The messages “helped them to know the world doesn’t begin and end with life in the bush, that there is a world beyond”, Tumutegyereize said.
Community leaders from Congo, CAR and Sudan have asked Tumutegyereize and other peace-building experts to help them do similar work in their own countries. But they face some major obstacles.
There is little radio coverage in the dense forests where the LRA is now hiding, so adapting Uganda’s experiences to CAR, Congo and parts of south Sudan is difficult.
Language is also a problem. Ugandan members of the rebel group speak Acholi, and those abducted from other countries are forced to learn Acholi. But many journalists making the programmes and community leaders in the affected countries do not speak the language.

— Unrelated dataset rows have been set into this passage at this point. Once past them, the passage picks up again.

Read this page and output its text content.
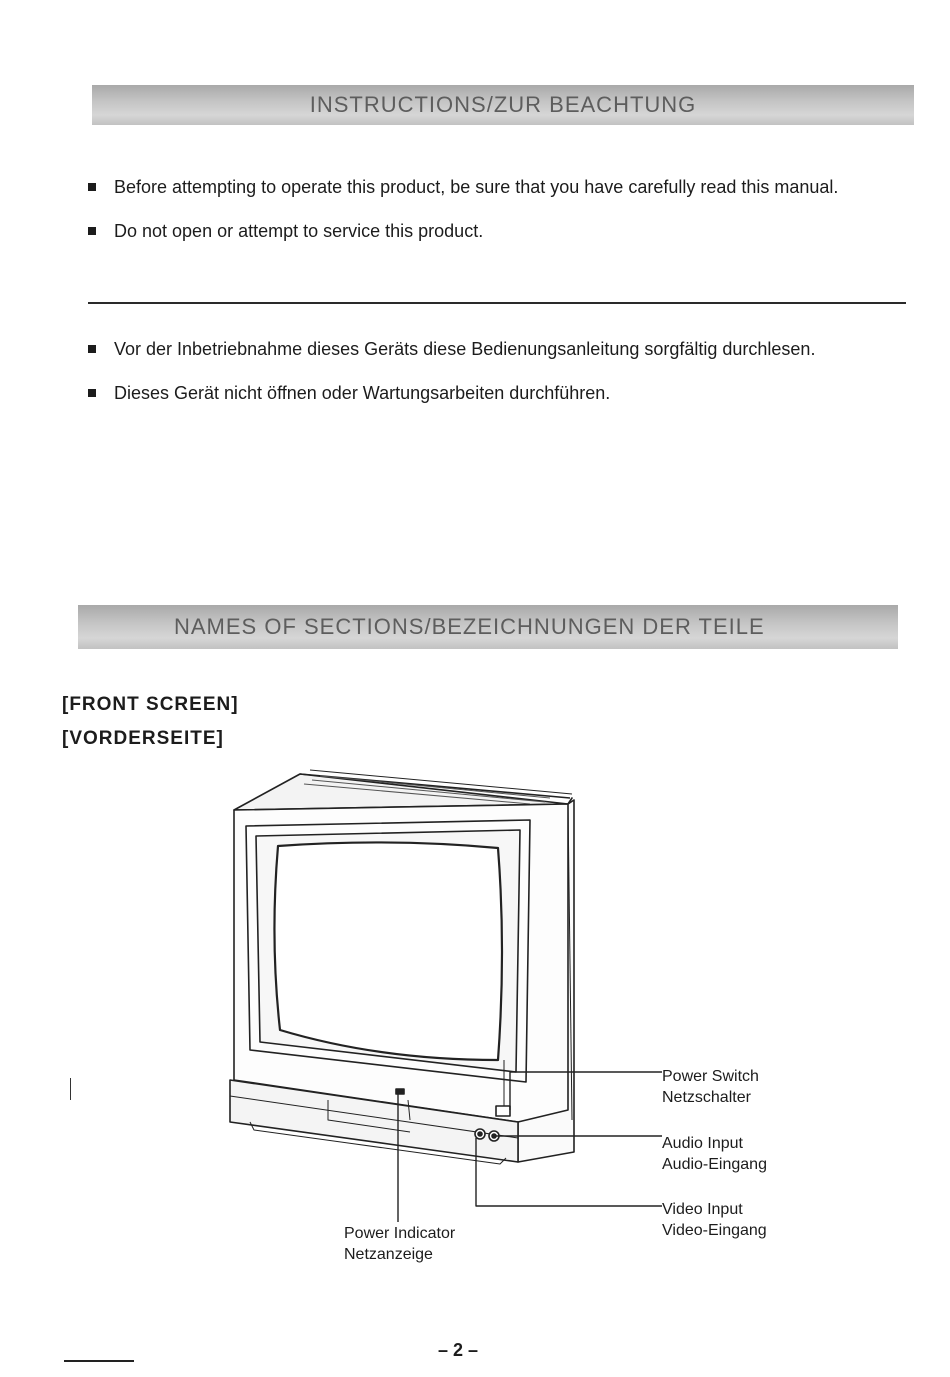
INSTRUCTIONS/ZUR BEACHTUNG
Before attempting to operate this product, be sure that you have carefully read this manual.
Do not open or attempt to service this product.
Vor der Inbetriebnahme dieses Geräts diese Bedienungsanleitung sorgfältig durchlesen.
Dieses Gerät nicht öffnen oder Wartungsarbeiten durchführen.
NAMES OF SECTIONS/BEZEICHNUNGEN DER TEILE
[FRONT SCREEN]
[VORDERSEITE]
Power Switch
Netzschalter
Audio Input
Audio-Eingang
Video Input
Video-Eingang
Power Indicator
Netzanzeige
– 2 –
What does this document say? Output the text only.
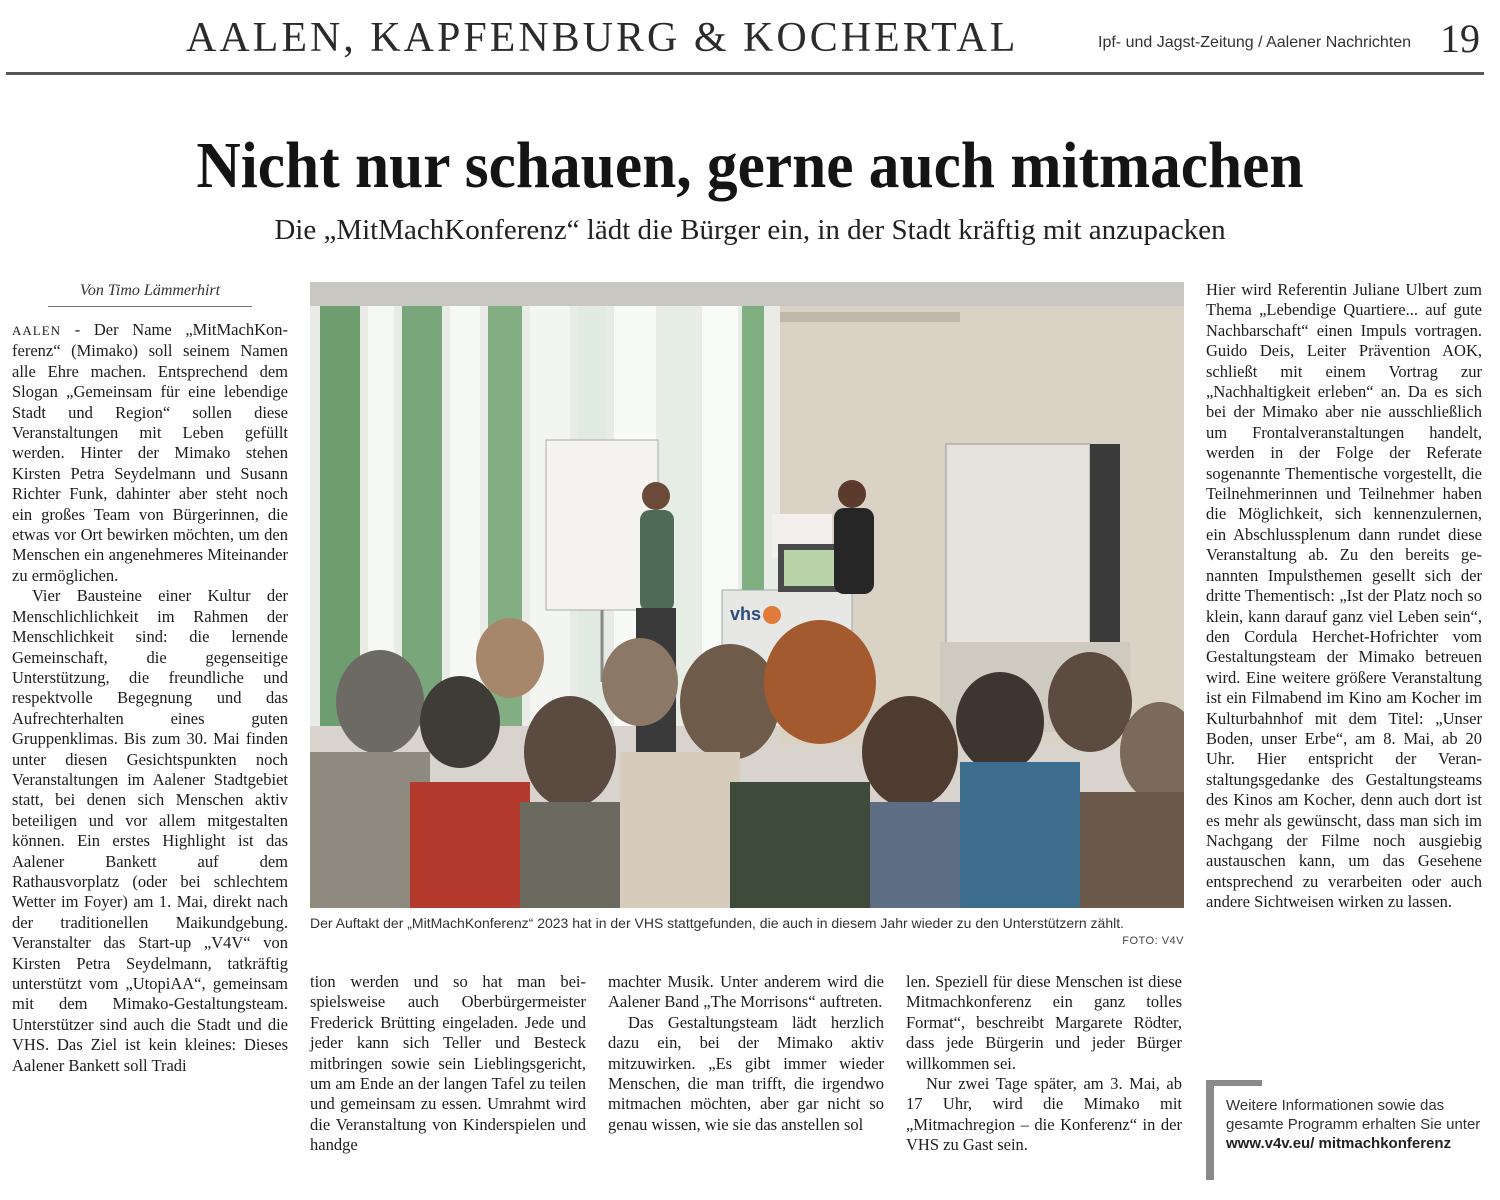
AALEN, KAPFENBURG & KOCHERTAL	Ipf- und Jagst-Zeitung / Aalener Nachrichten 19
Nicht nur schauen, gerne auch mitmachen
Die „MitMachKonferenz“ lädt die Bürger ein, in der Stadt kräftig mit anzupacken
Von Timo Lämmerhirt

AALEN - Der Name „MitMachKonferenz“ (Mimako) soll seinem Namen alle Ehre machen. Entsprechend dem Slogan „Gemeinsam für eine lebendige Stadt und Region“ sollen diese Veranstaltungen mit Leben gefüllt werden. Hinter der Mimako stehen Kirsten Petra Seydelmann und Susann Richter Funk, dahinter aber steht noch ein großes Team von Bürgerinnen, die etwas vor Ort bewirken möchten, um den Menschen ein angenehmeres Miteinander zu ermöglichen.

Vier Bausteine einer Kultur der Menschlichlichkeit im Rahmen der Menschlichkeit sind: die lernende Gemeinschaft, die gegenseitige Unterstützung, die freundliche und respektvolle Begegnung und das Aufrechterhalten eines guten Gruppenklimas. Bis zum 30. Mai finden unter diesen Gesichtspunkten noch Veranstaltungen im Aalener Stadtgebiet statt, bei denen sich Menschen aktiv beteiligen und vor allem mitgestalten können. Ein erstes Highlight ist das Aalener Bankett auf dem Rathausvorplatz (oder bei schlechtem Wetter im Foyer) am 1. Mai, direkt nach der traditionellen Maikundgebung. Veranstalter das Start-up „V4V“ von Kirsten Petra Seydelmann, tatkräftig unterstützt vom „UtopiAA“, gemeinsam mit dem Mimako-Gestaltungsteam. Unterstützer sind auch die Stadt und die VHS. Das Ziel ist kein kleines: Dieses Aalener Bankett soll Tradi

vhs
Der Auftakt der „MitMachKonferenz“ 2023 hat in der VHS stattgefunden, die auch in diesem Jahr wieder zu den Unterstützern zählt.
FOTO: V4V

tion werden und so hat man beispielsweise auch Oberbürgermeister Frederick Brütting eingeladen. Jede und jeder kann sich Teller und Besteck mitbringen sowie sein Lieblingsgericht, um am Ende an der langen Tafel zu teilen und gemeinsam zu essen. Umrahmt wird die Veranstaltung von Kinderspielen und handge

machter Musik. Unter anderem wird die Aalener Band „The Morrisons“ auftreten.

Das Gestaltungsteam lädt herzlich dazu ein, bei der Mimako aktiv mitzuwirken. „Es gibt immer wieder Menschen, die man trifft, die irgendwo mitmachen möchten, aber gar nicht so genau wissen, wie sie das anstellen sol

len. Speziell für diese Menschen ist diese Mitmachkonferenz ein ganz tolles Format“, beschreibt Margarete Rödter, dass jede Bürgerin und jeder Bürger willkommen sei.

Nur zwei Tage später, am 3. Mai, ab 17 Uhr, wird die Mimako mit „Mitmachregion – die Konferenz“ in der VHS zu Gast sein.

Hier wird Referentin Juliane Ulbert zum Thema „Lebendige Quartiere... auf gute Nachbarschaft“ einen Impuls vortragen. Guido Deis, Leiter Prävention AOK, schließt mit einem Vortrag zur „Nachhaltigkeit erleben“ an. Da es sich bei der Mimako aber nie ausschließlich um Frontalveranstaltungen handelt, werden in der Folge der Referate sogenannte Thementische vorgestellt, die Teilnehmerinnen und Teilnehmer haben die Möglichkeit, sich kennenzulernen, ein Abschlussplenum dann rundet diese Veranstaltung ab. Zu den bereits genannten Impulsthemen gesellt sich der dritte Thementisch: „Ist der Platz noch so klein, kann darauf ganz viel Leben sein“, den Cordula Herchet-Hofrichter vom Gestaltungsteam der Mimako betreuen wird. Eine weitere größere Veranstaltung ist ein Filmabend im Kino am Kocher im Kulturbahnhof mit dem Titel: „Unser Boden, unser Erbe“, am 8. Mai, ab 20 Uhr. Hier entspricht der Veranstaltungsgedanke des Gestaltungsteams des Kinos am Kocher, denn auch dort ist es mehr als gewünscht, dass man sich im Nachgang der Filme noch ausgiebig austauschen kann, um das Gesehene entsprechend zu verarbeiten oder auch andere Sichtweisen wirken zu lassen.

Weitere Informationen sowie das gesamte Programm erhalten Sie unter www.v4v.eu/ mitmachkonferenz
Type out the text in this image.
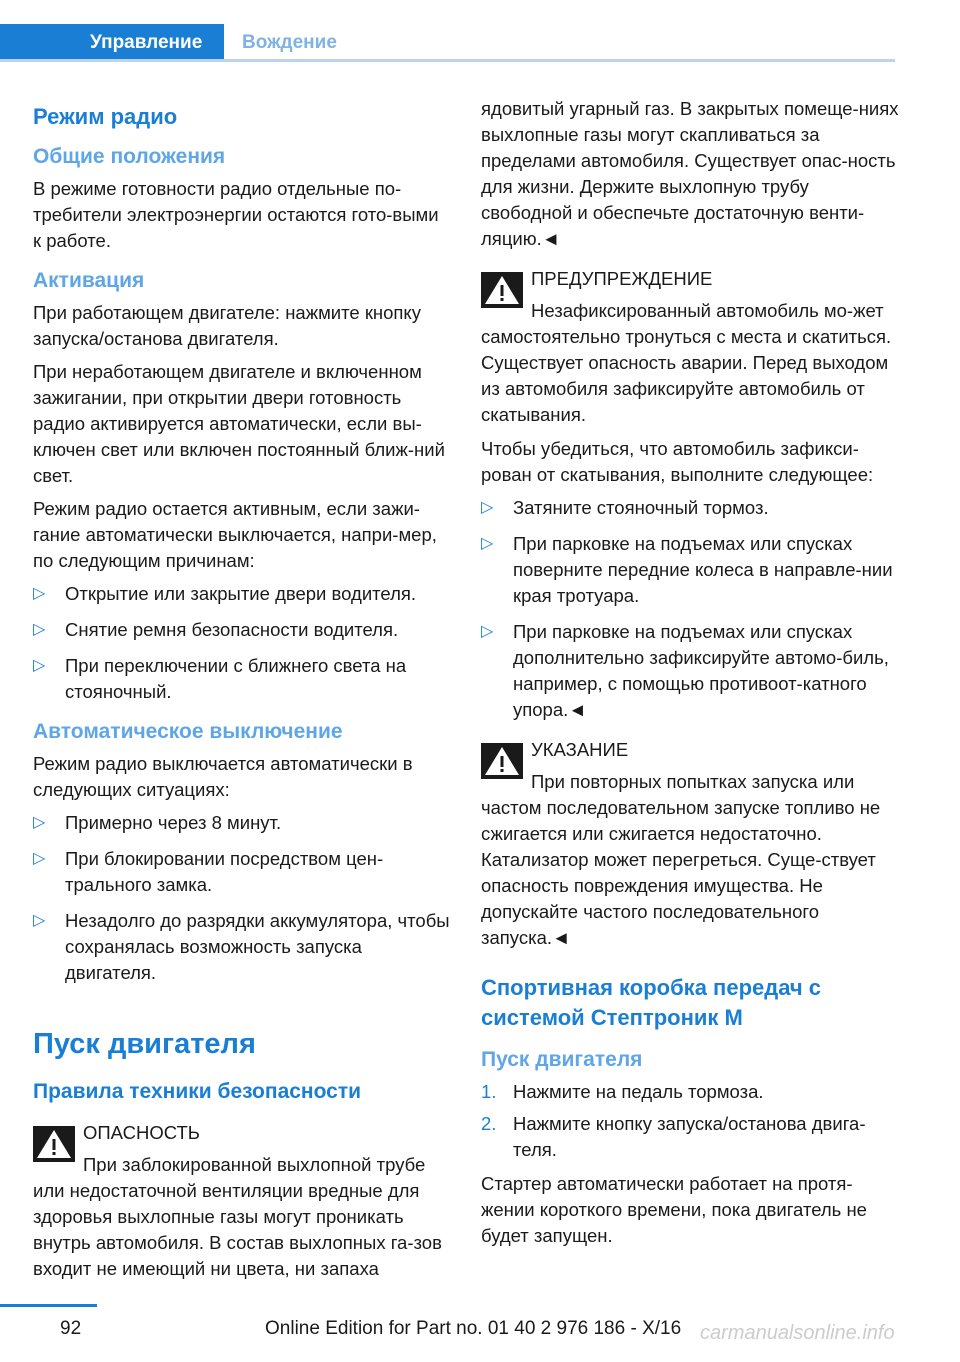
Управление	Вождение
Режим радио
Общие положения

В режиме готовности радио отдельные по-требители электроэнергии остаются гото-выми к работе.

Активация

При работающем двигателе: нажмите кнопку запуска/останова двигателя.

При неработающем двигателе и включенном зажигании, при открытии двери готовность радио активируется автоматически, если вы-ключен свет или включен постоянный ближ-ний свет.

Режим радио остается активным, если зажи-гание автоматически выключается, напри-мер, по следующим причинам:

▷ Открытие или закрытие двери водителя.
▷ Снятие ремня безопасности водителя.
▷ При переключении с ближнего света на стояночный.
Автоматическое выключение

Режим радио выключается автоматически в следующих ситуациях:

▷ Примерно через 8 минут.
▷ При блокировании посредством цен-трального замка.
▷ Незадолго до разрядки аккумулятора, чтобы сохранялась возможность запуска двигателя.
Пуск двигателя
Правила техники безопасности
ОПАСНОСТЬ
При заблокированной выхлопной трубе или недостаточной вентиляции вредные для здоровья выхлопные газы могут проникать внутрь автомобиля. В состав выхлопных га-зов входит не имеющий ни цвета, ни запаха

ядовитый угарный газ. В закрытых помеще-ниях выхлопные газы могут скапливаться за пределами автомобиля. Существует опас-ность для жизни. Держите выхлопную трубу свободной и обеспечьте достаточную венти-ляцию.◄

ПРЕДУПРЕЖДЕНИЕ
Незафиксированный автомобиль мо-жет самостоятельно тронуться с места и скатиться. Существует опасность аварии. Перед выходом из автомобиля зафиксируйте автомобиль от скатывания.

Чтобы убедиться, что автомобиль зафикси-рован от скатывания, выполните следующее:

▷ Затяните стояночный тормоз.
▷ При парковке на подъемах или спусках поверните передние колеса в направле-нии края тротуара.
▷ При парковке на подъемах или спусках дополнительно зафиксируйте автомо-биль, например, с помощью противоот-катного упора.◄
УКАЗАНИЕ
При повторных попытках запуска или частом последовательном запуске топливо не сжигается или сжигается недостаточно. Катализатор может перегреться. Суще-ствует опасность повреждения имущества. Не допускайте частого последовательного запуска.◄
Спортивная коробка передач с системой Стептроник M
Пуск двигателя
1. Нажмите на педаль тормоза.
2. Нажмите кнопку запуска/останова двига-теля.

Стартер автоматически работает на протя-жении короткого времени, пока двигатель не будет запущен.

92	Online Edition for Part no. 01 40 2 976 186 - X/16 carmanualsonline.info
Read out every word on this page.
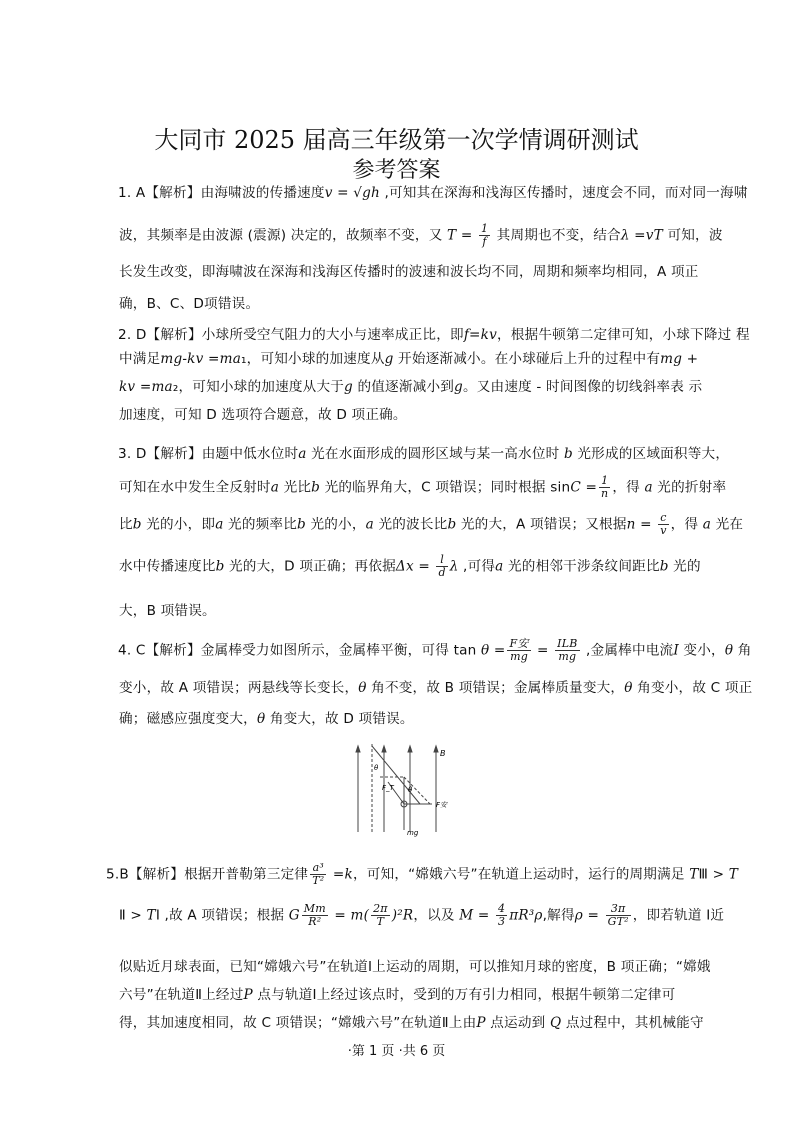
大同市 2025 届高三年级第一次学情调研测试
参考答案
1. A【解析】由海啸波的传播速度v = √gh ,可知其在深海和浅海区传播时，速度会不同，而对同一海啸
波，其频率是由波源 (震源) 决定的，故频率不变，又 $T = \frac{1}{f}$ 其周期也不变，结合λ =vT 可知，波
长发生改变，即海啸波在深海和浅海区传播时的波速和波长均不同，周期和频率均相同，A 项正
确，B、C、D项错误。
2. D【解析】小球所受空气阻力的大小与速率成正比，即f=kv，根据牛顿第二定律可知，小球下降过 程
中满足mg-kv =ma₁，可知小球的加速度从g 开始逐渐减小。在小球碰后上升的过程中有mg +
kv =ma₂，可知小球的加速度从大于g 的值逐渐减小到g。又由速度 - 时间图像的切线斜率表 示
加速度，可知 D 选项符合题意，故 D 项正确。
3. D【解析】由题中低水位时a 光在水面形成的圆形区域与某一高水位时 b 光形成的区域面积等大，
可知在水中发生全反射时a 光比b 光的临界角大，C 项错误；同时根据 $\sin C = \frac{1}{n}$ ，得 a 光的折射率
比b 光的小，即a 光的频率比b 光的小，a 光的波长比b 光的大，A 项错误；又根据$n = \frac{c}{v}$ ，得 a 光在
水中传播速度比b 光的大，D 项正确；再依据$\Delta x = \frac{l}{d}$ λ ,可得a 光的相邻干涉条纹间距比b 光的
大，B 项错误。
4. C【解析】金属棒受力如图所示，金属棒平衡，可得 $\tan \theta = \frac{\text{F安}}{mg} = \frac{\text{ILB}}{mg}$ ,金属棒中电流I 变小，θ 角
变小，故 A 项错误；两悬线等长变长，θ 角不变，故 B 项错误；金属棒质量变大，θ 角变小，故 C 项正
确；磁感应强度变大，θ 角变大，故 D 项错误。
5.B【解析】根据开普勒第三定律 $\frac{\text{a³}}{\text{T²}} =k$，可知，“嫦娥六号”在轨道上运动时，运行的周期满足 TⅢ > T
Ⅱ > TⅠ ,故 A 项错误；根据 G $\frac{Mm}{\text{R²}} = m( \frac{2\pi}{T} )^2R$，以及 $M = \frac{4}{3} \pi R^3\rho$,解得$\rho = \frac{3\pi}{\text{GT²}}$ ，即若轨道 Ⅰ近
似贴近月球表面，已知“嫦娥六号”在轨道Ⅰ上运动的周期，可以推知月球的密度，B 项正确；“嫦娥
六号”在轨道Ⅱ上经过P 点与轨道Ⅰ上经过该点时，受到的万有引力相同，根据牛顿第二定律可
得，其加速度相同，故 C 项错误；“嫦娥六号”在轨道Ⅱ上由P 点运动到 Q 点过程中，其机械能守
B
θ
θ
F_T
F安
mg
·第 1 页 ·共 6 页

The LRA fighters aren’t the only ones that community leaders will be targeting. They also plan to write peace songs and dramas to reach communities affected by LRA violence.
In Congo, CAR and Sudan, villagers will attack anyone emerging from the bush who does not speak the local dialect, assuming them to be LRA. The majority do not know why the LRA began fighting – to oust the Ugandan government – or the fact that nearly all LRA fighters were abducted as children. Many were forced to commit atrocities in their home villages – a tactic used by the LRA to sever abducted children’s links with their families.
“We hope this campaign will help communities understand that the more hostile they are to individuals, the more it strengthens cohesion in the LRA. It’s a trick the LRA has used, we believe, to try and antagonise local communities so that it’s impossible for people to escape the LRA,” Tumutegyereize said.